U.S. Household Debt: A Major Impediment To Any Economic Recovery

The size of the U.S. economy is about $14.66 Trillion. However over 70% of the GDP is based on consumption spending. As a result any recovery is highly dependent on the U.S. consumer whose household debt is still too high by historical standards. This is in sharp contrast to U.S. companies which hold over $1.0 Trillion in cash and cash equivalents on their balance sheets. With the official unemployment rate at 9.1% in August, millions of unemployed Americans are unable to contribute much to an economic recovery due to reduced spending.

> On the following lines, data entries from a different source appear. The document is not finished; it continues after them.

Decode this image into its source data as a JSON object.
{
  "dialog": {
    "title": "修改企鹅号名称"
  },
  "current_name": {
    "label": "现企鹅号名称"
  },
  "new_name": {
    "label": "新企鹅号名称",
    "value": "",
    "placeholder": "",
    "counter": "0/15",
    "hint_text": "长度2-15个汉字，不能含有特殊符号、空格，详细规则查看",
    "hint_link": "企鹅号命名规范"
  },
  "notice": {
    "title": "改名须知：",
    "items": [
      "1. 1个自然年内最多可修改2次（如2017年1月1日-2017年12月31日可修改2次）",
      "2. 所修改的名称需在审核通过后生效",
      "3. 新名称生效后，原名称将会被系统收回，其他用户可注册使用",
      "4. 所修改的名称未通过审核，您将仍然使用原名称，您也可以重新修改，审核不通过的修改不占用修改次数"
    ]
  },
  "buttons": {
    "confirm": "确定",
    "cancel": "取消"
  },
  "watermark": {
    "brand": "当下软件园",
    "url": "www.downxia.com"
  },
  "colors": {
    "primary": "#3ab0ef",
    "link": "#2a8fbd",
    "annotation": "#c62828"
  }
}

According to a Federal Reserve Bank study, the U.S. ratio of household debt-to-disposable income was 147.2% during the third quarter of 2010. This is still higher than historical averages as shown in the following graph:

Source: The albatross on economic growth, Fidelity Investments

From the research article:

After peaking at $13.9 trillion in the first quarter of 2008, overall household debt has fallen by $608 billion—but what really matters is household debt relative to personal income. Measuring debt levels relative to a person’s income gives a better indication of the capacity to spend. Using the ratio of total household debt to gross disposable income, it is striking how quickly the average household piled on debt in the 2000s.7

From 1952 to 1979, the average ratio of household debt to gross disposable income was 57%, but over the past three decades the averages steadily, and then dramatically, climbed higher. In the 1980s, it averaged 69%; in the 1990s it averaged 84%; but then the housing boom hit in the 2000s and the ratio skyrocketed to an average of 112%. The ratio ultimately peaked in Q3 2007 at 127%, right before the onset of the recession.8

While the household-debt-to-disposable-income ratio has come down to 113%, there is still a way to go to reach the lower levels of the 1980s or ’90s. Given the level of gross disposable income at the end of Q1, overall household debt would need to fall another $3.4 trillion to match the average debt-to-disposable-income ratio of 84% from the 1990s.

It will be a long slog to get household debt back to more sustainable levels—a process made all the more difficult and painful by the slow growth in personal income. As long as household debt levels remain high, deflationary pressures will likely remain a headwind to consumer spending, and thus to economic growth.